Закусив, мы поплелись дальше. Начался крутой подъем, затянутый каменной россыпью. Но и здесь, на увлажненной почве, на крошечных террасах пестрели ярко-желтые лютики, крупные синие водосборы, камнеломки. На выровненных, защищенных от ветра участках фиалки образуют очень красочные альпийские лужайки, особенно влекущие к себе здесь, среди безжизненных курумов и унылой мохово-лишайниковой тундры.
Взбираемся на последний гребень, сложенный из крупных каменных глыб. Сил уже нет продолжать путь, голова кружится, все тело невероятно отяжелело, даже мысли стали тягостными. Но вот впереди близко высунулась тупая вершина хребта. Все вмиг забыто, из неведомых источников в организм вливается сила, и мы идем дальше… Я отстаю. Прокопий, горбя спину, выходит первым на голец. Но и здесь нас поджидало разочарование: с вершины не открывался полностью горизонт, а то, что было видно, не давало представления о местности. Западнее от нас, примерно в трех километрах, высились развалины мощного гольца. Его подпирают с боков скалистые гребни, они-то и закрывали вид на пик Грандиозный и Фигуристые белки. За этим гольцом прятался и исток Кизира. Прокопий, раздвинув широко ноги и склонившись на посох, молча осматривал вершину, а на уставшем лице так и застыла обида.
— Не везет нам, где тонко — там и рвется, — сказал он, тяжело опустившись на камень.
Мы долго сидели молча. Прокопий достал из шапки иголку с ниткой, стал чинить штаны. Я, откинувшись на спину, бесцельно смотрел на небо, наполовину затянутое тучей. Состояние безразличия овладевало мною. Не хотелось думать, смотреть на окружающий мир, больно было сознавать физическое бессилие. Ненужным показались голубое небо, вершины гор, исток Кизира, захотелось съесть что-то острое, чтобы избавиться от проклятой тошноты в желудке, и тогда бы уснуть: не важно, что под боком холодная грань камня. Мысли слабели, расплывались. Чья-то невидимая рука закрывала глаза, расправляла ноги, заботливо укладывала в мягкую постель… Но вдруг откуда-то из бездны прорвалось грозное предупреждение: встань, не поддавайся, иначе гибель!

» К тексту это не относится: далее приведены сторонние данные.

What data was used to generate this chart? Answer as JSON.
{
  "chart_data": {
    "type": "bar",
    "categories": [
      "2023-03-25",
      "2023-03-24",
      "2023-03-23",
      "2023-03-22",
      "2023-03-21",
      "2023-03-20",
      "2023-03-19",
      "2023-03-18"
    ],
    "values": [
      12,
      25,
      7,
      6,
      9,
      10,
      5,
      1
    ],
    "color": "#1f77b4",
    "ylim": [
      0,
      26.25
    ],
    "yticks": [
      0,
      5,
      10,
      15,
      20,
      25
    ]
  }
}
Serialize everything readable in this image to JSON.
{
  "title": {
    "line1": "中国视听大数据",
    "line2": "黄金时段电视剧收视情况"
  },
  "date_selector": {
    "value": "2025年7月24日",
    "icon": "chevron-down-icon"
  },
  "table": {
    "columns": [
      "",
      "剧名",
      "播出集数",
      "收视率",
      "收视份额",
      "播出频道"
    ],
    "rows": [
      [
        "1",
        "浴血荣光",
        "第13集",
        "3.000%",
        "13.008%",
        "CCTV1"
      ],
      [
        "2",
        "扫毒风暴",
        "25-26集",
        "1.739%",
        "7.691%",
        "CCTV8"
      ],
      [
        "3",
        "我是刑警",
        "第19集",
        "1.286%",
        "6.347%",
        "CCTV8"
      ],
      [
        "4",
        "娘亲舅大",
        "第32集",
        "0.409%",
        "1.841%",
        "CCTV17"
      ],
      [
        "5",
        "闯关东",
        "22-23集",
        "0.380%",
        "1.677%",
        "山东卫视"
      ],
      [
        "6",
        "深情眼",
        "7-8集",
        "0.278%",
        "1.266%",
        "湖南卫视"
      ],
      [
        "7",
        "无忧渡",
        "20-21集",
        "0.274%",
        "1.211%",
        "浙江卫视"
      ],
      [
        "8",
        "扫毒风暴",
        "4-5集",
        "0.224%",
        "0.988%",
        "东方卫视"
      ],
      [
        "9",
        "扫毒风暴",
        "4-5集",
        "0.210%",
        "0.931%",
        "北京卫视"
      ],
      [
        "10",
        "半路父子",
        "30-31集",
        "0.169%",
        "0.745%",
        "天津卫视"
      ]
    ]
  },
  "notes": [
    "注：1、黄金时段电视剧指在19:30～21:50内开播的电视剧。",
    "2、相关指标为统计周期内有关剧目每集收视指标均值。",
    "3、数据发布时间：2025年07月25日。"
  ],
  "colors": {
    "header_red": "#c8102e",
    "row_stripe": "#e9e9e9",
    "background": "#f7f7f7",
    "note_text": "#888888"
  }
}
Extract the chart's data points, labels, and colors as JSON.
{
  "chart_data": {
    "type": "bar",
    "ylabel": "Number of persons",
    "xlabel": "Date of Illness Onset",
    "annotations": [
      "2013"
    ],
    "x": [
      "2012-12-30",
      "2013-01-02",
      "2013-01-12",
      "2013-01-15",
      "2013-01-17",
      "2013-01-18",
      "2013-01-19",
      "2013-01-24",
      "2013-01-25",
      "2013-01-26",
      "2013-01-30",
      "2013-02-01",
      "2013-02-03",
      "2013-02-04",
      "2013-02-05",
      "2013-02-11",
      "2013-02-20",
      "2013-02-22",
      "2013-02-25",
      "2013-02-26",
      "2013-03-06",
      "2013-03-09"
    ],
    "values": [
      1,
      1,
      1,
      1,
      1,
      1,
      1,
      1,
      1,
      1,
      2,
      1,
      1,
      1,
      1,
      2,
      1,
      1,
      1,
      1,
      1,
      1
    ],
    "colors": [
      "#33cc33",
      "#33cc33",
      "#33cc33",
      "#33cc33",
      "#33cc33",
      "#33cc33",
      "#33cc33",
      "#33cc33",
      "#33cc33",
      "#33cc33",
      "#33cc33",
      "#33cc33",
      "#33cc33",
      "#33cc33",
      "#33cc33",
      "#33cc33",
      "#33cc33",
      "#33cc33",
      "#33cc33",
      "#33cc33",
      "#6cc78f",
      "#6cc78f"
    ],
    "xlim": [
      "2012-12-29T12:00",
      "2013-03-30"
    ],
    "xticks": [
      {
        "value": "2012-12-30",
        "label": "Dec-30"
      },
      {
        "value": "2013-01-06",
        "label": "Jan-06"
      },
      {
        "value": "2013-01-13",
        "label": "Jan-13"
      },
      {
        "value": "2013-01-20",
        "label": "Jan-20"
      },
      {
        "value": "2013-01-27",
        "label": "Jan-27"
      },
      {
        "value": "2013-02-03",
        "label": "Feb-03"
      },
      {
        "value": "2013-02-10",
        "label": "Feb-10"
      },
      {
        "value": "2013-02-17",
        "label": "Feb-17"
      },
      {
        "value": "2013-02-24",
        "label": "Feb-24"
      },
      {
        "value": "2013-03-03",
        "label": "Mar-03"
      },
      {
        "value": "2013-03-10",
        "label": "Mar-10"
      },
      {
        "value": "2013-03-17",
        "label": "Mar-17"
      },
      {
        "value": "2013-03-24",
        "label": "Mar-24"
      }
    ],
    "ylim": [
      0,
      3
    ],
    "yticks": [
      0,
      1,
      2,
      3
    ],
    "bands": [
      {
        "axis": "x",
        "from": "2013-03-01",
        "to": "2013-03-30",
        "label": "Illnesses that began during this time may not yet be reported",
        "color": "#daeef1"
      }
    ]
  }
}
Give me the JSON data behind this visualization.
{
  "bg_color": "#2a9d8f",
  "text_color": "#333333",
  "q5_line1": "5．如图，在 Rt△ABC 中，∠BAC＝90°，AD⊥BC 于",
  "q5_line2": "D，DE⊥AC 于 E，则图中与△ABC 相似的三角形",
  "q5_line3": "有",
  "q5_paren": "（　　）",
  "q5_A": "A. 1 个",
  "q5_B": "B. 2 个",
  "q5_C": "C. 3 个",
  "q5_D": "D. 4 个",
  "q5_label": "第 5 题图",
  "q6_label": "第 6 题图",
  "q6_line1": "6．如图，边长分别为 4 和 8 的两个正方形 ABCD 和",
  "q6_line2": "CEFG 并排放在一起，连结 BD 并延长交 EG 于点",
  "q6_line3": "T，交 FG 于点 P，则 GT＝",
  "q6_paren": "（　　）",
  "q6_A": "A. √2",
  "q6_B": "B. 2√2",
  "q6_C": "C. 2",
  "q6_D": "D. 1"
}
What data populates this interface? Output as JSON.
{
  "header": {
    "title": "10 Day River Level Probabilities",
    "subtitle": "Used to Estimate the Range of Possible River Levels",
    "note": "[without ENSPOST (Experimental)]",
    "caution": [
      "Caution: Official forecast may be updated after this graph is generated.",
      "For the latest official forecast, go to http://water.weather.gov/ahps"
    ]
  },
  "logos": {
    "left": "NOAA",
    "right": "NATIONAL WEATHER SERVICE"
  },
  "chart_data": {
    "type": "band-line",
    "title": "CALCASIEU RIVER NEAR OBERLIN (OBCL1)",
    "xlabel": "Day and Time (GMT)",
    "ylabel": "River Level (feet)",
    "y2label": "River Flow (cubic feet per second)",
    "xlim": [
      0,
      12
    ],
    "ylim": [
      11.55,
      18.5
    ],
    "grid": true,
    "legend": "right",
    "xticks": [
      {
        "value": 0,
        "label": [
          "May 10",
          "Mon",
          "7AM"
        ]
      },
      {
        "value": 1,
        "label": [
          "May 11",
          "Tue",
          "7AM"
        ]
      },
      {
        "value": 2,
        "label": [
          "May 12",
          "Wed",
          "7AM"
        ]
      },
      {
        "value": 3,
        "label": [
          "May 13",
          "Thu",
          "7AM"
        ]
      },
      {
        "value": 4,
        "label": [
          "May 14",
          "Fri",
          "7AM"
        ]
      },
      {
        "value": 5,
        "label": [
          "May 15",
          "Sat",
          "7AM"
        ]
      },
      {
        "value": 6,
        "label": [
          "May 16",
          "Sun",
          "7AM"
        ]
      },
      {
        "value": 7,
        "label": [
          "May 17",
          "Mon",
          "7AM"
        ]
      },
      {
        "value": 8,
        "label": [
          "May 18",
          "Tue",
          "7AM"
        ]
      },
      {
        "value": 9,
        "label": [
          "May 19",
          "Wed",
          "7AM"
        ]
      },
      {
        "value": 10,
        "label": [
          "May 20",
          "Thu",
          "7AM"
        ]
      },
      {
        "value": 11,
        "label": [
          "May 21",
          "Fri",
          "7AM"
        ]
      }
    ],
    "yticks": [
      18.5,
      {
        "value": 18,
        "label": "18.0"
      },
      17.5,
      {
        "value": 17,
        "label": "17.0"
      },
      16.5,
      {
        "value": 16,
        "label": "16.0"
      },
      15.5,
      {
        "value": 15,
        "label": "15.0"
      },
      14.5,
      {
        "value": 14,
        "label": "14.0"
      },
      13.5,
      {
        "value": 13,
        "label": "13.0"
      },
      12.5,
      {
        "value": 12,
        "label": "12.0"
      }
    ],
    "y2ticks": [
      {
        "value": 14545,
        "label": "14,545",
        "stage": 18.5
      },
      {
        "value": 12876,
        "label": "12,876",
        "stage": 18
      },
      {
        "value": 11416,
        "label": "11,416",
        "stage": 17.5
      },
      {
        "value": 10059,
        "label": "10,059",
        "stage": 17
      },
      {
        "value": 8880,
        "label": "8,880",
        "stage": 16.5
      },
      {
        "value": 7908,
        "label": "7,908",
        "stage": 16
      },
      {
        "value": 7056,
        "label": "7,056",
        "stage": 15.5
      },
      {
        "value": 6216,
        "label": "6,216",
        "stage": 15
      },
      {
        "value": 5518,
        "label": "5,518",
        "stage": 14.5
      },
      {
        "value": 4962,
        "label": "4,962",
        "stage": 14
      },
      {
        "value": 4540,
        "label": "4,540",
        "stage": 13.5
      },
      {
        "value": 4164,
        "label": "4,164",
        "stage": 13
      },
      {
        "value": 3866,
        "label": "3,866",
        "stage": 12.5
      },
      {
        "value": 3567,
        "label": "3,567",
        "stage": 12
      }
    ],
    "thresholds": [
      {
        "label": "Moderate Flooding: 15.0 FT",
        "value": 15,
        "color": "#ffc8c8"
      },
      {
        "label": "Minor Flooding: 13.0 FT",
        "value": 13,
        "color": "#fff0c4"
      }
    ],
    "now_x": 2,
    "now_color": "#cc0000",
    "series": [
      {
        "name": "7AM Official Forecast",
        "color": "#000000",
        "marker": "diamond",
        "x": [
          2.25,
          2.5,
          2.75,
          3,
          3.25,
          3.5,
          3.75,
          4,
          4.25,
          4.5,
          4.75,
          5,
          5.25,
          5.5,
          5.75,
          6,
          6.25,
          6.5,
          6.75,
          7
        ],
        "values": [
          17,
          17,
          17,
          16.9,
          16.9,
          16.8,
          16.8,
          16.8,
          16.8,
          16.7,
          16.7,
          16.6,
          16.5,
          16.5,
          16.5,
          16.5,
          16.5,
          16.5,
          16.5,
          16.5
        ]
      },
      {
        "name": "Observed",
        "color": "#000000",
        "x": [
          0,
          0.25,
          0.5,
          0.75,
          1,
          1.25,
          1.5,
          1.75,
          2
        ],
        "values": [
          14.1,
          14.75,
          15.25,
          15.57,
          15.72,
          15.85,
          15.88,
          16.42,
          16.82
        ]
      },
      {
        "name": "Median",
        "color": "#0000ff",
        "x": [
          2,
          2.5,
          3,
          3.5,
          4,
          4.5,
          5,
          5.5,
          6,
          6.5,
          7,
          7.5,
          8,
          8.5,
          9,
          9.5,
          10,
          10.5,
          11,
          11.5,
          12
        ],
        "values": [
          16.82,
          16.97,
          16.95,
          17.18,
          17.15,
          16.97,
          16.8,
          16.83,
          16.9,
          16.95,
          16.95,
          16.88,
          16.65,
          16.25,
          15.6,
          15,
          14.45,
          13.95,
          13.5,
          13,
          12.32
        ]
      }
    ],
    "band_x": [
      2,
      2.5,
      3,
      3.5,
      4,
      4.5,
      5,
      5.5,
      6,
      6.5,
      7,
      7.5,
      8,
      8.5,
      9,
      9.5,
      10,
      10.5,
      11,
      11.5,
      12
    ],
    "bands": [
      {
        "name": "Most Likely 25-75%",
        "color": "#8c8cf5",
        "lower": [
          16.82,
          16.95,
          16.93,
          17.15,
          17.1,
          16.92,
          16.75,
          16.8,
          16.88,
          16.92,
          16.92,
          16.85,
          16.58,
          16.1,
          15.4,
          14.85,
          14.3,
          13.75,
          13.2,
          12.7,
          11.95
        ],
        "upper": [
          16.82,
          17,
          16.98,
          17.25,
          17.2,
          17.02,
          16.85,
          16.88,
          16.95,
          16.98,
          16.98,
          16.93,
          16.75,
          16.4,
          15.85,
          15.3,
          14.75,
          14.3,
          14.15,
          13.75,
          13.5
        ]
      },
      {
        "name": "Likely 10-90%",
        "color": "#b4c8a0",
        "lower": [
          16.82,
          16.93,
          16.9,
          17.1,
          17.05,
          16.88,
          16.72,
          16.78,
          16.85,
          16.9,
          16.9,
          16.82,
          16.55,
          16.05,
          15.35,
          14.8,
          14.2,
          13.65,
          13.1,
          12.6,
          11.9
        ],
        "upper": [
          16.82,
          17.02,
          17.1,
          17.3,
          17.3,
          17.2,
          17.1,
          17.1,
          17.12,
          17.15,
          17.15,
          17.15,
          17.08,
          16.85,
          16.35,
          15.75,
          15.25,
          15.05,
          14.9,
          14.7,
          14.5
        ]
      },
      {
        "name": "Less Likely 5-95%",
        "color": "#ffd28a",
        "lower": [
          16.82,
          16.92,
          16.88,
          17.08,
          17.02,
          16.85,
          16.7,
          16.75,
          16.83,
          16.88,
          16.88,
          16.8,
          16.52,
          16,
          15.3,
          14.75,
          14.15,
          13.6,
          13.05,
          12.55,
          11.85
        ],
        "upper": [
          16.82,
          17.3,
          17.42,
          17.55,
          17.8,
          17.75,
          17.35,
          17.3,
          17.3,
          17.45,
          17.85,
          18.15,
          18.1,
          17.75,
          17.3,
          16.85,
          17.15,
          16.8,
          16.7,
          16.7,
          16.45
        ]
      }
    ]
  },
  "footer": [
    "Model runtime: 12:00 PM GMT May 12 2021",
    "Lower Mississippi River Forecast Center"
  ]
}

Я вскочил. В ушах далекий звон колокола, вокруг все та же унылая картина каменных гребней. Прокопий спускался с вершины, направляясь дальше к соседнему гольцу. «Остановить и возвращаться в лагерь!» — мелькнуло в голове, но послушные ноги уже шагали следом за Прокопием.
В четыре часа мы вышли на главную вершину хребта Валы. Негостеприимная природа Саяна смилостивилась над нами, открыв взору тайны своего рельефа. Усевшись поудобнее на край плиты, я достал из кармана записную книжку, карандаш, но разве до записей было тогда! Впервые мы осматривали такой обширный горизонт, замкнутый причудливыми очертаниями гор. Забыты житейская суета, голод, усталость, все кажется ничтожным по сравнению с грандиозной природой, вдруг оказавшейся под тобою. Ваш взгляд здесь пугают грозные великаны, примостившиеся у края горизонта, и глубокие пропасти, оберегающие недоступность гор.
Против нас, левее убежавшего солнца, чудовищными взмахами земли застыли вершины Фигуристых белков. Все там изломано, перепутано или выброшено высоко, в виде конусов, столбов и длинных извилистых гребней. Вся эта приподнятая часть хребта Крыжина долго еще будет дразнить любопытство исследователей, туристов, и мне снова пришлось пережить горечь обиды за то, что я прошел мимо, не побывал там.
Взор привлекает Орзагайская группа гольцов, нагромождениями скал и расчлененностью рельефа. Особенно красивы здесь белые, как снег, мраморные горы, упирающиеся вершинами в синь неба.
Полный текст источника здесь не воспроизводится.